04 The “New Paradigm” of the Agent Track: From “Virtual Assistant” to “Real Employee”

OpenAI’s ChatGPT Agent marks the transition from a concept to a product for a “general-purpose agent”, but it is more like a “technical rehearsal” – telling the world that “agents can do this”.

The exploration of Chinese teams such as Real Intelligence answers more critical questions:“How should agents create value for enterprises”.

Behind this differentiation is a fundamental change in the logic of AI landing:

  • From “ability display” to “scene adaptation”:Virtual agents pursue “what can be done”, while real agents focus on “what problems to solve”;
  • From “cloud dependency” to “on-premises intelligence”:Virtual agents rely on cloud computing power and APIs, and real agents ensure data security through localized deployment.
  • From “individual tools” to “organizational collaboration”:Virtual agents are “personal assistants”, and physical agents are “enterprise digital employees” who can seamlessly collaborate with human teams (such as receiving instructions from supervisors and sharing documents with colleagues).

05 The end of the agent, in the real world

When Sam Altman said, “Seeing ChatGPT think, plan, and execute is the moment to feel AGI”, we must admit that OpenAI is still leading in the “thinking layer” of “agents”.

However, the ultimate value of AI is never in the “virtual sandbox” of the laboratory, but in the production line of the factory, the office of the enterprise, and the clinic of the hospital – these scenarios that require “real operation” are the “final battlefield” of the agent.

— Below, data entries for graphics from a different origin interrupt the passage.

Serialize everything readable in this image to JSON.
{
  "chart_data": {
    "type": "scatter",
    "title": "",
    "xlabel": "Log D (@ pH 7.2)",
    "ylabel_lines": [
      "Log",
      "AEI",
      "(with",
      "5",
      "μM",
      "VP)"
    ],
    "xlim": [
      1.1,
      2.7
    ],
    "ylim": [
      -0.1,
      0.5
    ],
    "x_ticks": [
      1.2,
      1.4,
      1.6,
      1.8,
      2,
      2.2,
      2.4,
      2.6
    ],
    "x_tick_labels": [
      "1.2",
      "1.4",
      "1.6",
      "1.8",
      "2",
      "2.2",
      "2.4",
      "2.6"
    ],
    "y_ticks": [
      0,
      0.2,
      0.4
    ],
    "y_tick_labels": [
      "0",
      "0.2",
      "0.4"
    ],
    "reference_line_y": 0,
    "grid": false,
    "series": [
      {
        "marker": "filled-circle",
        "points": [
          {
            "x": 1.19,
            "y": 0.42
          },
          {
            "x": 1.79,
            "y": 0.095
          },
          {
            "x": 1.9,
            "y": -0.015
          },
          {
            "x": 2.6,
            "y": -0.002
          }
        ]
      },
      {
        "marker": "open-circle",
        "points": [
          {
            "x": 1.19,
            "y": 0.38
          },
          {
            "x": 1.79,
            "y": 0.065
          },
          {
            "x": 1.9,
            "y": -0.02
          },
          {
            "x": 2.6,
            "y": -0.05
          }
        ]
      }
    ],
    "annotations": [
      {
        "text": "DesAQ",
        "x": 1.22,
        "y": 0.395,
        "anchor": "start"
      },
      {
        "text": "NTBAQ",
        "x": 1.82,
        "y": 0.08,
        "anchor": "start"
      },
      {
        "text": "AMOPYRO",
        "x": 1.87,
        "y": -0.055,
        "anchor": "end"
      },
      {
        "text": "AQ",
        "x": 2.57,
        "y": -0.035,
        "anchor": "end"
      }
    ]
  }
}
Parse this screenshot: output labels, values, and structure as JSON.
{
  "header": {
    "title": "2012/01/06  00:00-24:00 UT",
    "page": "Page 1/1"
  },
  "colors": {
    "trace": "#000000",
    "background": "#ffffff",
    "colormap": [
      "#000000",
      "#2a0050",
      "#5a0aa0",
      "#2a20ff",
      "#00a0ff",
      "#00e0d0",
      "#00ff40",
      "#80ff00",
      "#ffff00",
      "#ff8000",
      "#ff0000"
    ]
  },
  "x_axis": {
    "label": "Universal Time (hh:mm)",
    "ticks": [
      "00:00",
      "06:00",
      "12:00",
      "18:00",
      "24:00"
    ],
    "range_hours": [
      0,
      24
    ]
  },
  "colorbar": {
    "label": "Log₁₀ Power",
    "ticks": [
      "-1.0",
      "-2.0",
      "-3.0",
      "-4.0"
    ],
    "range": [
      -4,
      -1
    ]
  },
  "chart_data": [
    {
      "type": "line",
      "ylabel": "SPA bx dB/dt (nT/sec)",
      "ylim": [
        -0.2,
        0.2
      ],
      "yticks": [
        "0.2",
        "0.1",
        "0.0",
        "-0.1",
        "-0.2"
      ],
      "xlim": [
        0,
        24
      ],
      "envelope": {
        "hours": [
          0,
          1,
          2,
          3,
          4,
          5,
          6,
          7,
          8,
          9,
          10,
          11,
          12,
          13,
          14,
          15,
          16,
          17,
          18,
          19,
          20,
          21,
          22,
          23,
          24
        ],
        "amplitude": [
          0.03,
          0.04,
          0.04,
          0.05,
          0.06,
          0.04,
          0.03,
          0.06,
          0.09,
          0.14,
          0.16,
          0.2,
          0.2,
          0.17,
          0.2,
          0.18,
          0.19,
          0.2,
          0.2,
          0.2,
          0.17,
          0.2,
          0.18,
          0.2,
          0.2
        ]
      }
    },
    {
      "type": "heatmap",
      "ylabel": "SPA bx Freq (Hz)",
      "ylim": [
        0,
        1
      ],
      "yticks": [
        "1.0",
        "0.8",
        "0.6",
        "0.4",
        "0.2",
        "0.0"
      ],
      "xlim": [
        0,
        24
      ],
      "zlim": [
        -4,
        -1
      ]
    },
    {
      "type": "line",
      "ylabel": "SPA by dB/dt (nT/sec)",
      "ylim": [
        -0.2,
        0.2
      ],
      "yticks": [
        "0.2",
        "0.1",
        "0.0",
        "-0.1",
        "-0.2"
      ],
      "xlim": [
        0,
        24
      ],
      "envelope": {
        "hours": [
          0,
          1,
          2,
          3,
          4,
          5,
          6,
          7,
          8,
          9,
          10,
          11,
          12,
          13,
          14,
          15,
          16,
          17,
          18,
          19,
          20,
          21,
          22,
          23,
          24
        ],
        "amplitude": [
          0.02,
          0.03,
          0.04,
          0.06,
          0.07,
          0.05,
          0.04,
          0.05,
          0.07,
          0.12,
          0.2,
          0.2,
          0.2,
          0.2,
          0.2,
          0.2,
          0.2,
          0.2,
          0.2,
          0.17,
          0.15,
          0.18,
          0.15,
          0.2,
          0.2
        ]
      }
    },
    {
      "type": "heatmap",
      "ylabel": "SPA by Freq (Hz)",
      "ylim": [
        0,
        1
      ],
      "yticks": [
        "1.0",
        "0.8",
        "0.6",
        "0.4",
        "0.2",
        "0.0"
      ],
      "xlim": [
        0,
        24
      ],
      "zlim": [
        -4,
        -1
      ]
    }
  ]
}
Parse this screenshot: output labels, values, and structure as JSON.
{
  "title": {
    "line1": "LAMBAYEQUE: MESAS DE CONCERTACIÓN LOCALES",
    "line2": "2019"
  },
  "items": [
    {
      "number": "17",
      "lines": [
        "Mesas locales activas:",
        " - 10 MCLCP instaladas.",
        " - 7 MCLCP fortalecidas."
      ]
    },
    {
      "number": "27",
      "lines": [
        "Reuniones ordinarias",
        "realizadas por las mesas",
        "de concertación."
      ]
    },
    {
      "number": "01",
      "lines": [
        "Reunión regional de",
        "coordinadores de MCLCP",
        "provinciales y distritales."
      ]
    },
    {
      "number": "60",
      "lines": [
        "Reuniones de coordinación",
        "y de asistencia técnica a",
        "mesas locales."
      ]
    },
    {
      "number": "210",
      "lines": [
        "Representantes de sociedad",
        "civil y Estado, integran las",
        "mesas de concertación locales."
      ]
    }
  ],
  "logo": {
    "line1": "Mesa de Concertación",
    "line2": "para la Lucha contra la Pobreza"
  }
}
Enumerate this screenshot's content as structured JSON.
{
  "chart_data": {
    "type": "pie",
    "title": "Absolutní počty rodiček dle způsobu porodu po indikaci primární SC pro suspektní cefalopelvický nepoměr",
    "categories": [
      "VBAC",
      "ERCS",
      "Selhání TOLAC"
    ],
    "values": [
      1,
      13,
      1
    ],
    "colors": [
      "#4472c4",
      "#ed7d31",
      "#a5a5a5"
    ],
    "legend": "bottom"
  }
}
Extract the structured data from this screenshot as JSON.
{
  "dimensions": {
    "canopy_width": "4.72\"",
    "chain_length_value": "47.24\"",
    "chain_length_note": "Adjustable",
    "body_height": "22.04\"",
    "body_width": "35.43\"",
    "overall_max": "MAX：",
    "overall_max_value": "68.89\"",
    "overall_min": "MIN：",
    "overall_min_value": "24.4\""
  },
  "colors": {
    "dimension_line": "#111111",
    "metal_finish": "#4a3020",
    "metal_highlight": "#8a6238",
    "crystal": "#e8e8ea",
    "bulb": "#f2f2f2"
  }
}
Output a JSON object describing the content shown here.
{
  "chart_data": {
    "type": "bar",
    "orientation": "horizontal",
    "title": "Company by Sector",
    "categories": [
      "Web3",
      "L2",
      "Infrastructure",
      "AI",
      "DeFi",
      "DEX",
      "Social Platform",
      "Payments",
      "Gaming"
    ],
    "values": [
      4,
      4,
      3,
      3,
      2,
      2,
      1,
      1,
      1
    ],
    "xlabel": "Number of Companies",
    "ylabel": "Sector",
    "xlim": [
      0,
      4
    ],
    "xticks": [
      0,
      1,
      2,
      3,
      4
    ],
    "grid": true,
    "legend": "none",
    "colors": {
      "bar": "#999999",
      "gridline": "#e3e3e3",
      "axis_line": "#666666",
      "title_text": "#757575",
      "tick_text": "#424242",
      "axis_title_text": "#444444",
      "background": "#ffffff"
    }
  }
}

The “real breakthrough” of the Chinese team is essentially a redefinition of the AI landing logic:The core of the agent is not “how smart” it is, but “how useful it is”; It’s not “how many APIs can be called”, but “how many problems can be solved”.

When OpenAI was still “rolling” technology in a virtual environment, Chinese companies had already planted the seeds of large-scale commercial use of agents in the soil of the real world with “real agents”.

This may be the most noteworthy “generation difference” in the AI industry in 2025: it is not the leadership of technology, but the first-mover advantage of “demand understanding” and “scenario landing”.